- Может быть, он просто не подчинился?
Ребров вздохнул:
- Не может, Мартин! Ты же знаешь.
Вильсон хлопнул ладонями по ляжкам.
- Вы мне не верите, капитан?!
Ребров не ответил.
Он быстро вытащил из кармана баллончик и нажал на головку. Струя дестима, вырвавшись на свободу, с шипением устремилась к лицу Вильсона. Ребров задержал дыхание. Парень удивленно улыбнулся и попытался встать с койки. Глаза его остановились, он качнулся из стороны в сторону и неуклюже ткнулся головой в подушку.
Ребров перевернул его на спину и укрыл одеялом.
- Жаль! - пробормотал он и, положив баллончик в карман, отправился к Белову.
Выключив запись, Ребров не выдержал и вскочил из-за пульта ментоскопа. Заметался по кабинету, наткнулся на какой-то твердый предмет, оказавшийся хирургом, зачем-то раздраил иллюминатор, тут же задраил его, переставил с места на место что-то гладкое и холодное, погасил и снова зажег верхний свет. Все было настолько неожиданно и так невероятно, что он и представить себе не мог, как выкрутиться из создавшегося положения. Что-то острое впилось в руку - оказалось, это шприц, невесть откуда взявшийся на столе хирурга. И тогда Ребров сел обратно за пульт и, словно не поверив увиденному, включил запись с самого начала.

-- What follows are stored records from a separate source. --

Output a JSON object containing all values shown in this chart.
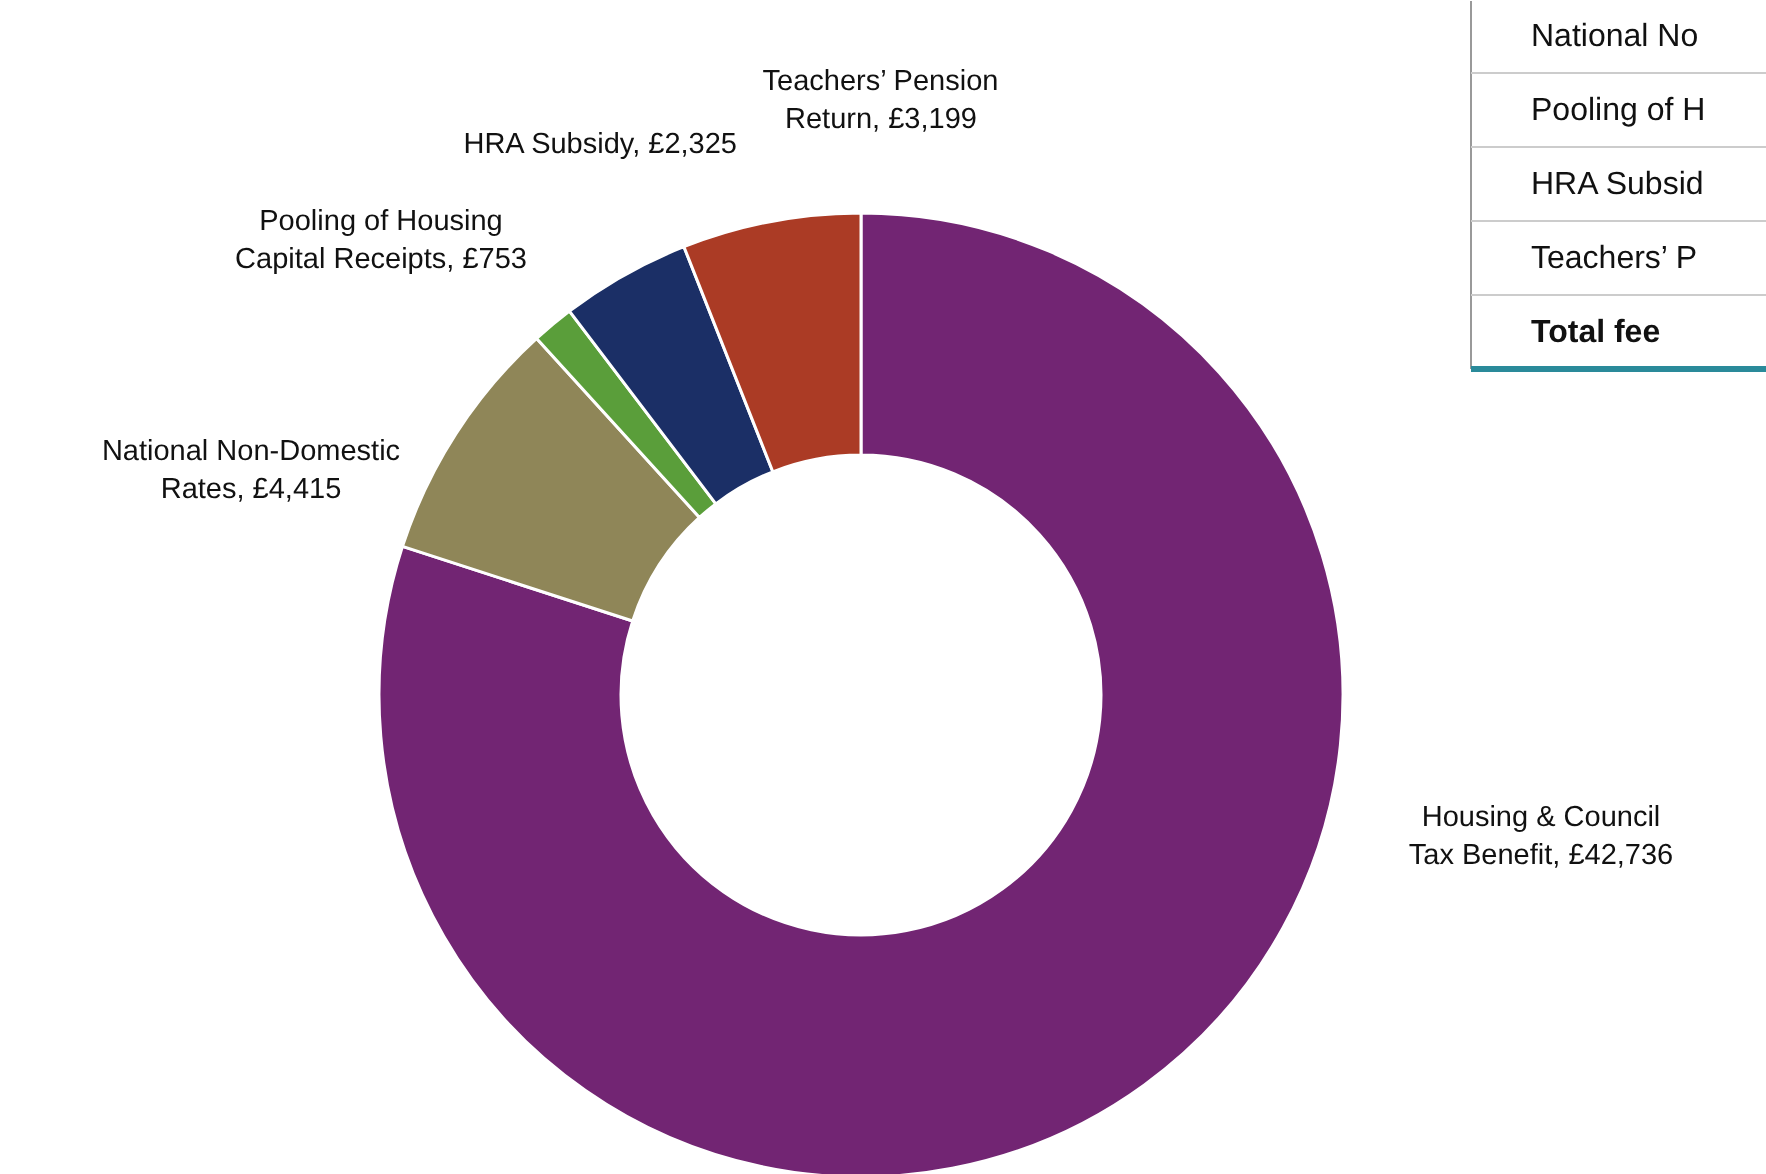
{
  "chart_data": {
    "type": "donut",
    "categories": [
      "Housing & Council Tax Benefit",
      "National Non-Domestic Rates",
      "Pooling of Housing Capital Receipts",
      "HRA Subsidy",
      "Teachers’ Pension Return"
    ],
    "values": [
      42736,
      4415,
      753,
      2325,
      3199
    ],
    "value_labels": [
      "£42,736",
      "£4,415",
      "£753",
      "£2,325",
      "£3,199"
    ],
    "colors": [
      "#722573",
      "#8f8658",
      "#5a9e3a",
      "#1b2f66",
      "#ab3b25"
    ],
    "annotations": [
      "National No",
      "Pooling of H",
      "HRA Subsid",
      "Teachers’ P",
      "Total fee"
    ]
  }
}
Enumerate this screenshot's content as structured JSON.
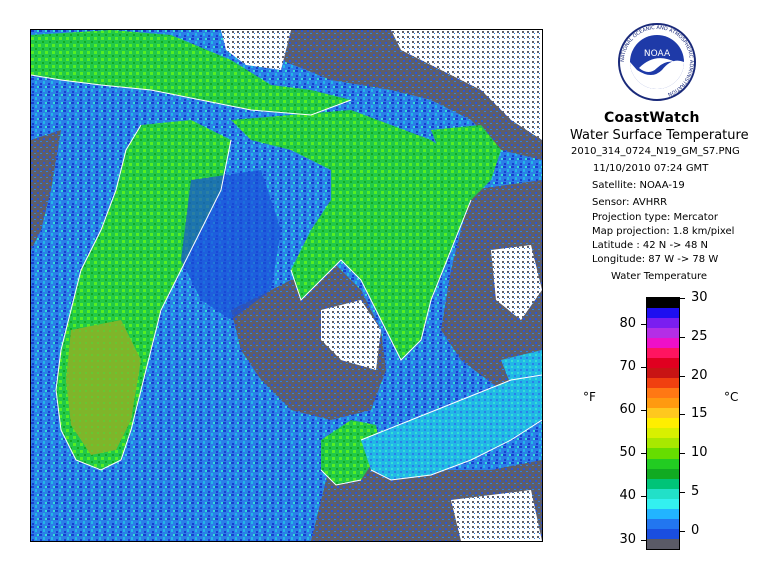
{
  "map": {
    "region": "Great Lakes",
    "palette": {
      "land_gray": "#5e5e6a",
      "cloud_white": "#ffffff",
      "water_dark_blue": "#1a3fd0",
      "water_blue": "#2b7fe8",
      "water_cyan": "#22b8e6",
      "water_aqua": "#33e0d4",
      "lake_green": "#22c84a",
      "lake_light_green": "#55ee22",
      "lake_olive": "#7fb52a",
      "shoreline": "#ffffff"
    }
  },
  "panel": {
    "logo_text": "NOAA",
    "logo_ring_text": "NATIONAL OCEANIC AND ATMOSPHERIC ADMINISTRATION",
    "title": "CoastWatch",
    "subtitle": "Water Surface Temperature",
    "filename": "2010_314_0724_N19_GM_S7.PNG",
    "datetime": "11/10/2010   07:24 GMT",
    "satellite": "Satellite: NOAA-19",
    "sensor": "Sensor: AVHRR",
    "projection_type": "Projection type:  Mercator",
    "map_projection": "Map projection: 1.8 km/pixel",
    "latitude": "Latitude : 42 N -> 48 N",
    "longitude": "Longitude: 87 W -> 78 W"
  },
  "colorbar": {
    "title": "Water Temperature",
    "unit_left": "°F",
    "unit_right": "°C",
    "fahrenheit_ticks": [
      "80",
      "70",
      "60",
      "50",
      "40",
      "30"
    ],
    "celsius_ticks": [
      "30",
      "25",
      "20",
      "15",
      "10",
      "5",
      "0"
    ],
    "colors": [
      "#000000",
      "#1e0ff0",
      "#7a1ef0",
      "#b42ee6",
      "#ee10c8",
      "#ff1460",
      "#e00020",
      "#c81414",
      "#f04010",
      "#ff7814",
      "#ff9a10",
      "#ffc81e",
      "#ffee00",
      "#d8f000",
      "#a8e800",
      "#66dd00",
      "#22cc22",
      "#11aa22",
      "#00c478",
      "#22e0c8",
      "#33f0f0",
      "#22b4ff",
      "#2276f0",
      "#1a4ee0",
      "#5a5a66"
    ]
  }
}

На уровне сознания все было просто превосходно. Перед подачей команды в воображении Вильсона пронеслись: Земля... какой-то водопад, стремительно низвергающийся в пучину... залитый ярким солнцем песчаный пляж... хохочущие девицы с разноцветными волосами... "ноль"... команда на поворот...
Когда Ребров увидел все это в первый раз, он даже зубами заскрежетал от досады. Если системы Корабля были исправны, этот монстр просто обязан был совершить поворот. Тем более что и запись, снятая с усыпленного Белова, не принесла никаких неожиданностей.
Ребров пребывал в полной растерянности. Ведь условие исправности Корабля было принято им с самого начала. И потому на записи возлагались основные надежды.
Идея проверить подсознание стала последней возможностью разобраться в ситуации. Уяснив себе это, Ребров минут пять просидел перед пультом, не притрагиваясь к переключателю уровней сканирования. Он не мог заставить себя сделать это, ибо понимал, что в случае отсутствия каких-либо отклонений в подсознании шансов у него не останется. Разве на чудо надеяться...
Ребров бежал сломя голову. С хлюпаньем бросались ему под ноги бездонные серые лужи, и не было им конца. Слепыми стеклянными глазами смотрели на него мертвые лимузины, припаркованные у тротуаров. Из мутных сумерек по одному выплывали высоченные столбы, на которых висели грязные тусклые фонари и непонятные длинные предметы. Качаясь из стороны в сторону, столбы чередой проходили мимо. И неизвестно было, когда же оборвется эта мрачная улица, зажатая двумя рядами равнодушных сонных домов. И ни одной подворотни...
А сзади, неумолимо накатываясь, колотил в спину торжествующий рев, и сердце еще раз попыталось выпрыгнуть из груди. Ребров на бегу оглянулся. Странная группа, состоящая из множества светлых фигур, отчетливо приближалась. Ярко вспыхнул и разлетелся вдребезги разбитый фонарь, и в свете этой вспышки Ребров понял, что за ним бегут люди, одетые в нелепые белые балахоны. Лица людей скрывались под островерхими капюшонами с темными прорезями для глаз. Кое-кто размахивал странными, похожими на разбойничьи дубинки, предметами... Что это за толпа, Ребров понял чуть позже, когда позади бегущих на каком-то возвышении вдруг запылал охваченный пламенем крест. Тут же стало ясно, что за предметы развешаны на столбах рядом с фонарями. И навалился страх, липкий, тягучий, ЧУЖОЙ. Стали ватными ноги и руки, и только билась исступленно в затылок одна-единственная мысль: "БЕЖАТЬ!.. ПРЯТАТЬСЯ!.." И потребовалось гигантское усилие, чтобы вспомнить о Корабле и выключить запись.
Ребров с трудом перевел дыхание. Белые балахоны, пылающий крест, висящие на столбах трупы.